Published: 12 Apr 2007
Rrecent independent studies from Google and Carnegie Mellon University have concluded that disk drive failure rates are considerably higher than the rates reported by disk drive manufacturers. But, it turns out, many users may not care.
At a Usenix conference in San Jose, CA, this past February, Google released its study, which found an 8% annual failure rate for drives in service for two years. That's one out of every 12 drives.
Manufacturers claim the mean time to failure (MTTF) of Fibre Channel (FC) and SATA drives ranges between 1,000,000 and 1,500,000 hours, suggesting a normal annual failure rate of 0.88%.
"Typically, this problem does not hit home for me because vendor support contracts offset the cost associated with the drive replacements," says Earl Hartsell, senior IT analyst at Solvay Pharmaceuticals, Marietta, GA. "It would take a relatively large increase in support costs for this problem to become a pain point."
Similarly, Mark Holt, information technology specialist at Media General in Richmond, VA, says failure rates help manufacturers control support costs, but don't mean much to users. "We have very little interest in that magic number," says Holt. "The complexity of systems means a failure generally isn't worth chasing down; we only want to know if the vendor or supplier is going to be there quickly when we do lose a drive, for whatever reason."
Carnegie Mellon's study of approximately 100,000 consumer and enterprise drives concludes that failure rates are, in some cases, 13 times greater than a vendor's published MTTF. Furthermore, their study shows no evidence that FC drives are any more reliable than less-expensive, slower performing SATA drives.
Google's research, begun in 2001, relies on data collected on more than 100,000 serial and parallel ATA consumer-grade disk drives, ranging in speed from 5,400 rpm to 7,200 rpm and in size from 80GB to 400GB. At least nine different drive models from many of the largest disk drive manufacturers were included; Google didn't release names.

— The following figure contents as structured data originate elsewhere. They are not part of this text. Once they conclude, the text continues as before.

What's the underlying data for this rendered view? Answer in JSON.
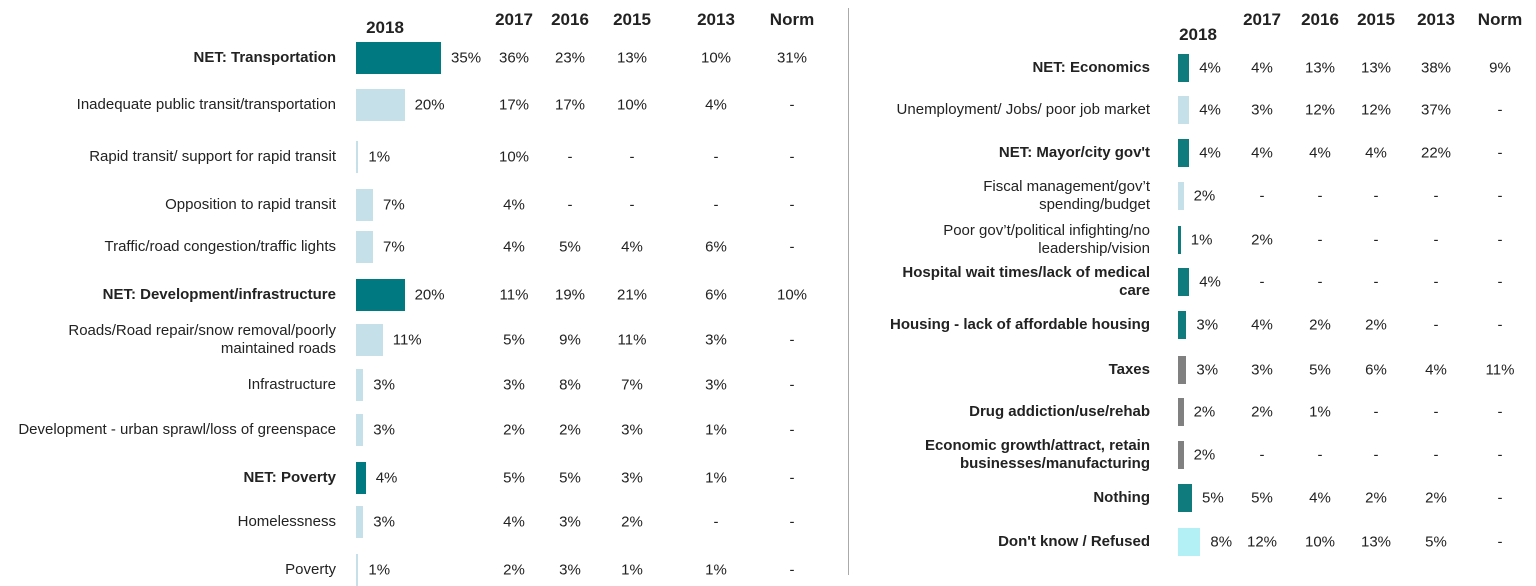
{
  "chart_data": [
    {
      "type": "bar",
      "orientation": "horizontal",
      "xlim": [
        0,
        100
      ],
      "bar_header": "2018",
      "categories": [
        "NET: Transportation",
        "Inadequate public transit/transportation",
        "Rapid transit/ support for rapid transit",
        "Opposition to rapid transit",
        "Traffic/road congestion/traffic lights",
        "NET: Development/infrastructure",
        "Roads/Road repair/snow removal/poorly maintained roads",
        "Infrastructure",
        "Development - urban sprawl/loss of greenspace",
        "NET: Poverty",
        "Homelessness",
        "Poverty"
      ],
      "bold": [
        true,
        false,
        false,
        false,
        false,
        true,
        false,
        false,
        false,
        true,
        false,
        false
      ],
      "values": [
        35,
        20,
        1,
        7,
        7,
        20,
        11,
        3,
        3,
        4,
        3,
        1
      ],
      "value_labels": [
        "35%",
        "20%",
        "1%",
        "7%",
        "7%",
        "20%",
        "11%",
        "3%",
        "3%",
        "4%",
        "3%",
        "1%"
      ],
      "colors": [
        "#007a80",
        "#c5e0e8",
        "#c5e0e8",
        "#c5e0e8",
        "#c5e0e8",
        "#007a80",
        "#c5e0e8",
        "#c5e0e8",
        "#c5e0e8",
        "#007a80",
        "#c5e0e8",
        "#c5e0e8"
      ],
      "columns": [
        {
          "name": "2017",
          "values": [
            36,
            17,
            10,
            4,
            4,
            11,
            5,
            3,
            2,
            5,
            4,
            2
          ],
          "value_labels": [
            "36%",
            "17%",
            "10%",
            "4%",
            "4%",
            "11%",
            "5%",
            "3%",
            "2%",
            "5%",
            "4%",
            "2%"
          ]
        },
        {
          "name": "2016",
          "values": [
            23,
            17,
            null,
            null,
            5,
            19,
            9,
            8,
            2,
            5,
            3,
            3
          ],
          "value_labels": [
            "23%",
            "17%",
            "-",
            "-",
            "5%",
            "19%",
            "9%",
            "8%",
            "2%",
            "5%",
            "3%",
            "3%"
          ]
        },
        {
          "name": "2015",
          "values": [
            13,
            10,
            null,
            null,
            4,
            21,
            11,
            7,
            3,
            3,
            2,
            1
          ],
          "value_labels": [
            "13%",
            "10%",
            "-",
            "-",
            "4%",
            "21%",
            "11%",
            "7%",
            "3%",
            "3%",
            "2%",
            "1%"
          ]
        },
        {
          "name": "2013",
          "values": [
            10,
            4,
            null,
            null,
            6,
            6,
            3,
            3,
            1,
            1,
            null,
            1
          ],
          "value_labels": [
            "10%",
            "4%",
            "-",
            "-",
            "6%",
            "6%",
            "3%",
            "3%",
            "1%",
            "1%",
            "-",
            "1%"
          ]
        },
        {
          "name": "Norm",
          "values": [
            31,
            null,
            null,
            null,
            null,
            10,
            null,
            null,
            null,
            null,
            null,
            null
          ],
          "value_labels": [
            "31%",
            "-",
            "-",
            "-",
            "-",
            "10%",
            "-",
            "-",
            "-",
            "-",
            "-",
            "-"
          ]
        }
      ]
    },
    {
      "type": "bar",
      "orientation": "horizontal",
      "xlim": [
        0,
        100
      ],
      "bar_header": "2018",
      "categories": [
        "NET: Economics",
        "Unemployment/ Jobs/ poor job market",
        "NET: Mayor/city gov't",
        "Fiscal management/gov’t spending/budget",
        "Poor gov’t/political infighting/no leadership/vision",
        "Hospital wait times/lack of medical care",
        "Housing - lack of affordable housing",
        "Taxes",
        "Drug addiction/use/rehab",
        "Economic growth/attract, retain businesses/manufacturing",
        "Nothing",
        "Don't know / Refused"
      ],
      "bold": [
        true,
        false,
        true,
        false,
        false,
        true,
        true,
        true,
        true,
        true,
        true,
        true
      ],
      "values": [
        4,
        4,
        4,
        2,
        1,
        4,
        3,
        3,
        2,
        2,
        5,
        8
      ],
      "value_labels": [
        "4%",
        "4%",
        "4%",
        "2%",
        "1%",
        "4%",
        "3%",
        "3%",
        "2%",
        "2%",
        "5%",
        "8%"
      ],
      "colors": [
        "#0f7b7d",
        "#c5e0e8",
        "#0f7b7d",
        "#c5e0e8",
        "#0f7b7d",
        "#0f7b7d",
        "#0f7b7d",
        "#808080",
        "#808080",
        "#808080",
        "#0f7b7d",
        "#b3f0f5"
      ],
      "columns": [
        {
          "name": "2017",
          "values": [
            4,
            3,
            4,
            null,
            2,
            null,
            4,
            3,
            2,
            null,
            5,
            12
          ],
          "value_labels": [
            "4%",
            "3%",
            "4%",
            "-",
            "2%",
            "-",
            "4%",
            "3%",
            "2%",
            "-",
            "5%",
            "12%"
          ]
        },
        {
          "name": "2016",
          "values": [
            13,
            12,
            4,
            null,
            null,
            null,
            2,
            5,
            1,
            null,
            4,
            10
          ],
          "value_labels": [
            "13%",
            "12%",
            "4%",
            "-",
            "-",
            "-",
            "2%",
            "5%",
            "1%",
            "-",
            "4%",
            "10%"
          ]
        },
        {
          "name": "2015",
          "values": [
            13,
            12,
            4,
            null,
            null,
            null,
            2,
            6,
            null,
            null,
            2,
            13
          ],
          "value_labels": [
            "13%",
            "12%",
            "4%",
            "-",
            "-",
            "-",
            "2%",
            "6%",
            "-",
            "-",
            "2%",
            "13%"
          ]
        },
        {
          "name": "2013",
          "values": [
            38,
            37,
            22,
            null,
            null,
            null,
            null,
            4,
            null,
            null,
            2,
            5
          ],
          "value_labels": [
            "38%",
            "37%",
            "22%",
            "-",
            "-",
            "-",
            "-",
            "4%",
            "-",
            "-",
            "2%",
            "5%"
          ]
        },
        {
          "name": "Norm",
          "values": [
            9,
            null,
            null,
            null,
            null,
            null,
            null,
            11,
            null,
            null,
            null,
            null
          ],
          "value_labels": [
            "9%",
            "-",
            "-",
            "-",
            "-",
            "-",
            "-",
            "11%",
            "-",
            "-",
            "-",
            "-"
          ]
        }
      ]
    }
  ]
}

Google's report found very little correlation between drive failure rates and either elevated temperature or activity levels. It also concluded that the self-monitoring, analysis and reporting technology hard drive feature that warns users of problems before failure isn't a reliable predictor.
"How do you argue with Google?" says W. Curtis Preston, VP of data protection services at GlassHouse Technologies, Framingham, MA. "The drive vendors won't enjoy hearing that disk drives are a pure commodity and basically all the same thing."

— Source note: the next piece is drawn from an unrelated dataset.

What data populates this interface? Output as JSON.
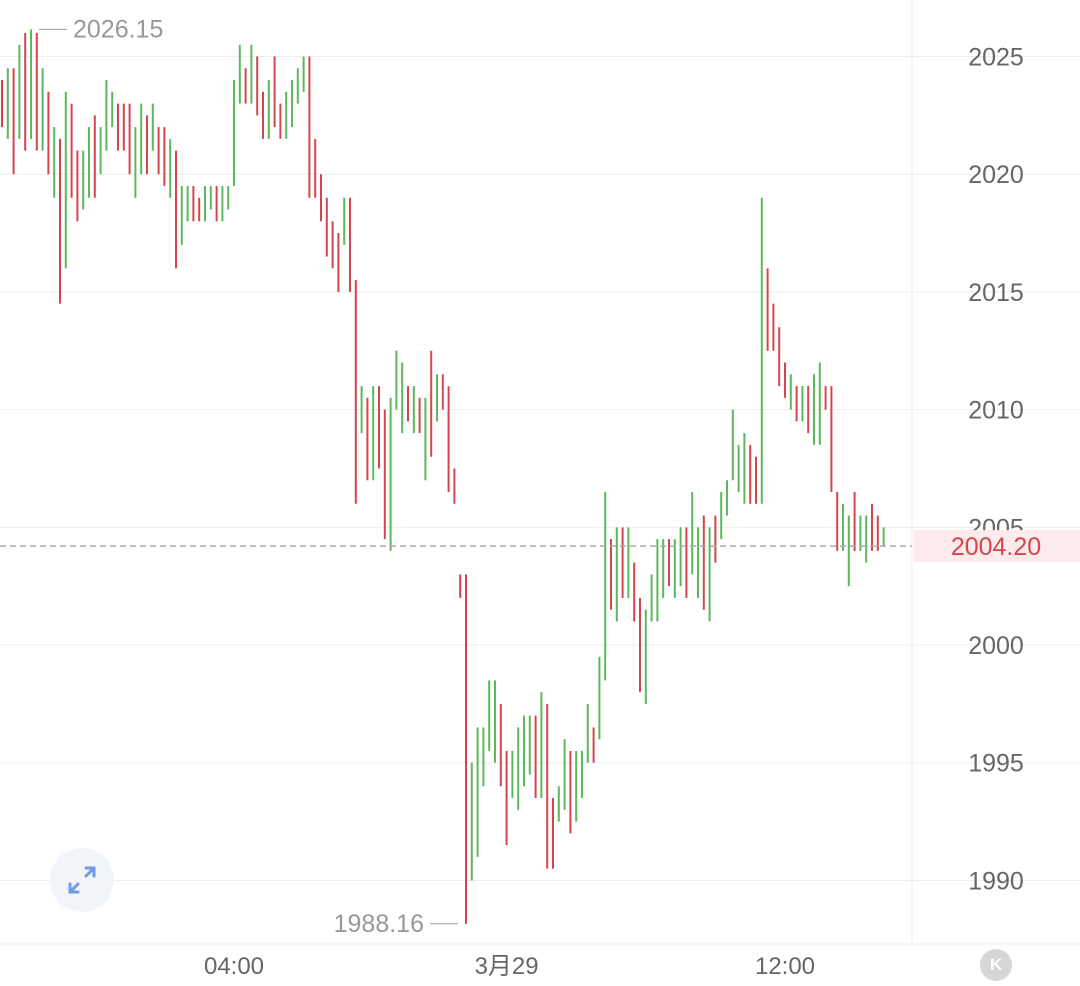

Storage vendors were quick to point out holes in the studies. "Humidity, PoH [power-on hours], vibration, isolation and general cabinet design all make a huge difference," notes John Joseph, VP of marketing at EqualLogic and formerly head of marketing at Quantum. "The variability across such a large population [of drives] also makes it difficult to come to sound conclusions."
Regarding the Carnegie Mellon report, Joseph says the university took data from various high-performance computing and Internet service sites, suggesting different workloads. "This might explain the Fibre Channel vs. SATA results ... workload is a major factor and must be taken into consideration," he says.
A Seagate representative sent the company's response via email: "Unfortunately, after quite a lengthy debate amongst the management team, we have opted not to comment on the study except to address a few issues."
According to Seagate, the conditions surrounding drive failures are "complicated and require a detailed failure analysis to determine what the failure mechanisms were along with their dependencies. One must also be clear about the differences between drive replacements vs. drive failures," adds the company. Drive replacements can include drives that haven't failed but may have been rejected by a system for a nondisk-related reason (e.g., OS damage due to virus or malware); these can make up as much as 40% of that replacement population.
Media General's Holt agrees. "The authors of the Google report explain the difference between replacement and failure, but continue to treat them as the same thing statistically," he says.
Fujitsu and Hitachi declined to comment on the studies.
"I think it points out the need to begin searching for a nonmechanical means to reliably store enterprise data," says Hartsell at Solvay Pharmaceuticals. He's been researching flash-based storage, but says development is pretty slow.
Meanwhile, Chuck Hollis, VP of technology alliances at EMC, calls the whole debate "much ado about nothing. The industry invented RAID precisely to mitigate this problem," he says.